Was the increase in interest rate on default a penalty?
[18] There remains the question of whether the increase in the interest rate to 25 per cent if the loan were not repaid by the due date amounted to a penalty, or whether that is at least arguable. There is a good deal of authority for the proposition that an increase in the rate of interest upon default may constitute a penalty[8] although where the increase is prospective rather than retrospective in effect the lender may be able to support it “as a liquidated satisfaction fixed and agreed on by the parties as compensation for the lender being kept from his money.”[9] Mr Martin argued that the defendants having adduced no evidence to establish that the increase in interest rate was not “a genuine pre-estimate of damage”[10], there was no basis for supposing otherwise. But while the additional interest might, indeed, represent a genuine pre-estimate of the amount needed to compensate the plaintiffs, the fact that 16 per cent was, at the time the agreement was made, considered the appropriate rate of payment for the use of the plaintiffs’ capital is suggestive that an increase to 25 per cent was intended as “a punishment for non-observance of a contractual stipulation”.[11] There is, in my view, a real prospect of the defendants successfully defending this aspect of the claim and a consequent need for a trial on this issue.
Conclusions
[19] For the reasons given, the plaintiffs are entitled to judgment against all defendants for the unpaid principal in the amount of $761,936.00. They are also entitled to interest at the lower rate of 16%; but the claim so far as it seeks the difference between that rate and the higher rate of 25% should, assuming the filing of an appropriately amended defence, proceed to trial. Puzzlingly, although Mr Beil’s affidavit calculates interest from 21 July 2000 on a compound basis, as the September agreement appears to permit, only simple interest is claimed in both statement of claim and application for summary judgment. I will hear the parties as whether only simple interest as claimed should be awarded (which, at $334 per day for 958 days would give an amount of $319,972) or whether this aspect of the claim should be left for resolution elsewhere. There remain also to be dealt with the question of appropriate time frames for any amendments to the statement of claim and defence in respect of interest claims, and costs. Given the nature of the plaintiffs remaining claim – for interest only - and the argument open to the defendants that it constitutes a penalty, I do not consider this an appropriate case for any security for costs order as suggested by Mr Martin.

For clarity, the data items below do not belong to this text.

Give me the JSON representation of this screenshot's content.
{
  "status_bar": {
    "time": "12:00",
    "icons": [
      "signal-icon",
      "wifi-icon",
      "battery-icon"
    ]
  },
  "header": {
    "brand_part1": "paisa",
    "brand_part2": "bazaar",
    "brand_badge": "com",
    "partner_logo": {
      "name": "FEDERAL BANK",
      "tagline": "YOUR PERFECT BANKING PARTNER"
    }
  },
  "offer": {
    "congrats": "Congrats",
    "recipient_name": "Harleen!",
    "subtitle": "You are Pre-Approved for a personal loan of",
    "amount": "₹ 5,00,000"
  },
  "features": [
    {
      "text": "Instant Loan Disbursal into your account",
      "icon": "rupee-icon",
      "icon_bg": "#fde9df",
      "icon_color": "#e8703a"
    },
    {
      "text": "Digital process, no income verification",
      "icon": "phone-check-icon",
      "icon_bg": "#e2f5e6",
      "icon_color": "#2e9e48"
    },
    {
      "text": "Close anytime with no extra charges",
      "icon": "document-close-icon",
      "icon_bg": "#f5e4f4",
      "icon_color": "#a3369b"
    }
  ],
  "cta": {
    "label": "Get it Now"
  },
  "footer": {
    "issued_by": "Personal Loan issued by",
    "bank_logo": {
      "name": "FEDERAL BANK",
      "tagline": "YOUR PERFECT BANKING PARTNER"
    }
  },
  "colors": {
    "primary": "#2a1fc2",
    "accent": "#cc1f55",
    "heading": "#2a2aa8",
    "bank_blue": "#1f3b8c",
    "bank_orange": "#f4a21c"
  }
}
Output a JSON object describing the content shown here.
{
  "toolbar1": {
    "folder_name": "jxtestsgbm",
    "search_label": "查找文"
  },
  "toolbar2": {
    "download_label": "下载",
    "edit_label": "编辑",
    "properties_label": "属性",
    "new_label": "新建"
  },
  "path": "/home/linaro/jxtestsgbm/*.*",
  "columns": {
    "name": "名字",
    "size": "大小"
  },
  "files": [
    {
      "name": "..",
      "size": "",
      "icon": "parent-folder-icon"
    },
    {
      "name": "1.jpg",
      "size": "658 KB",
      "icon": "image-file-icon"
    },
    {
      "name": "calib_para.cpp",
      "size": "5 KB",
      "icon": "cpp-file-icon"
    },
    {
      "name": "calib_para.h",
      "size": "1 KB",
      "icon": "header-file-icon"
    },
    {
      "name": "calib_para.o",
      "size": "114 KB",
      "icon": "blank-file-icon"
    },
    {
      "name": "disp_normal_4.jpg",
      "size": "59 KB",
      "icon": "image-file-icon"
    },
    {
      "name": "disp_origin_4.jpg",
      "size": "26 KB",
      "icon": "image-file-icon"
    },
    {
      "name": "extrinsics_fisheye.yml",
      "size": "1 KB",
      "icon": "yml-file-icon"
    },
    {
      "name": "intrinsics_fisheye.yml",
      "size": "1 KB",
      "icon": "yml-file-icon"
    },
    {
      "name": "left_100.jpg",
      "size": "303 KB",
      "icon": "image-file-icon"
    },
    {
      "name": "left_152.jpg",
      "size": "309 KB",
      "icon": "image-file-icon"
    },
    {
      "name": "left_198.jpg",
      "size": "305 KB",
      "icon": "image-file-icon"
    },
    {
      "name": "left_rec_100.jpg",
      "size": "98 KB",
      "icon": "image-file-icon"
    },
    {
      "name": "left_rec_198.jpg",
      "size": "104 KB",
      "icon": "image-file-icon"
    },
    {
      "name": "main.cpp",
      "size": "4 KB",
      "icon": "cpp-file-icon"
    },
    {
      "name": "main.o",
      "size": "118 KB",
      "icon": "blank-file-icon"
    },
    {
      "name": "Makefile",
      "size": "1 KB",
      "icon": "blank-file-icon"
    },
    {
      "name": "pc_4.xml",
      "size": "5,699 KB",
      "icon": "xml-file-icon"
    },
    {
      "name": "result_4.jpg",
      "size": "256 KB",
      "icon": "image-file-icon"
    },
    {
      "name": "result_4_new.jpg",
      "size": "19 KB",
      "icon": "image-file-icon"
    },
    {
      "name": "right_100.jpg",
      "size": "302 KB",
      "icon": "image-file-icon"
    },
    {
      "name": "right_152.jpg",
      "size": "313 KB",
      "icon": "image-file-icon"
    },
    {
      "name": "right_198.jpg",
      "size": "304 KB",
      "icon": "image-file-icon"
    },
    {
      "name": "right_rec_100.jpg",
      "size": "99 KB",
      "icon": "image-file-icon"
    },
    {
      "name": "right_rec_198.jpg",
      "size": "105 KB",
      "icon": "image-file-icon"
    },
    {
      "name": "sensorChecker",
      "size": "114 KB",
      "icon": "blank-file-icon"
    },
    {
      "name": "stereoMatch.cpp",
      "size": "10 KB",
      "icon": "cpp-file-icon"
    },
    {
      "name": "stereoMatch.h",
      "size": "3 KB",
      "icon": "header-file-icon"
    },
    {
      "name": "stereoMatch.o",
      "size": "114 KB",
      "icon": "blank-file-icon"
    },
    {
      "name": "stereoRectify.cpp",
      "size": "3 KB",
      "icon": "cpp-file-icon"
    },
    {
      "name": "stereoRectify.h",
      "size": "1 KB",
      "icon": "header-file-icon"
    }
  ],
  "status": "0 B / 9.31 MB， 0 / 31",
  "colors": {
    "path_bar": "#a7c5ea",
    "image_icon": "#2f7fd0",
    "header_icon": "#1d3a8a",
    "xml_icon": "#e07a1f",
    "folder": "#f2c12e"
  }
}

[20] I will give summary judgment for the plaintiffs in an amount to be determined after submissions on the question I have identified as to interest.
Footnotes
[1] (1979) 141 CLR 443.
[2] (1934) 50 TLR 230.
[3] Holme v Brunskill (1877) 3 QBD 495; Ankar Pty Ltd & Arnick Holdings Ltd v National Westminster Finance (Australia) Ltd (1987) 162 CLR 549 (extension of time for payment); Invercargill Savings Bank v Genge & Anor [1929] NZLR 375 (increase in interest rate); Burnes v Trade Credits Ltd [1981] 1 NSWLR 93 (increase in interest rate and extension of term of mortgage).
[4] Hancock v Williams & Anor (1942) 42 SR(NSW) 252 at 256.
[5] For a contrary view, see Duncombe v Australia & New Zealand Bank Ltd [1970] Qd R 202 at 207.
[6] (1977) 180 CLR 266 at 283.
[7] Ankar Pty Ltd & Arnick Holdings Ltd v National Westminster Finance (Australia) Ltd (1987) 162 CLR 549 at 559.
[8] See the cases set out at p 29 of Davids Securities Pty Ltd v Commonwealth Bank of Australia (1990) 23 FCR 1; Ronstan International Pty Ltd v Thomson [2002] VSCA 75 at paras 23-25..
[9] Davids Securities Pty Ltd v Commonwealth Bank of Australia (1990) 23 FCR 1 at 30; Lordsvale Finance v Bank of Zambia [1996] 3 All ER 156.
[10] Acron Pacific Ltd v Offshore Oil NL (1985) 157 CLR 514 at 520.
[11] Legione v Hateley (1983) 152 CLR 406 at 445.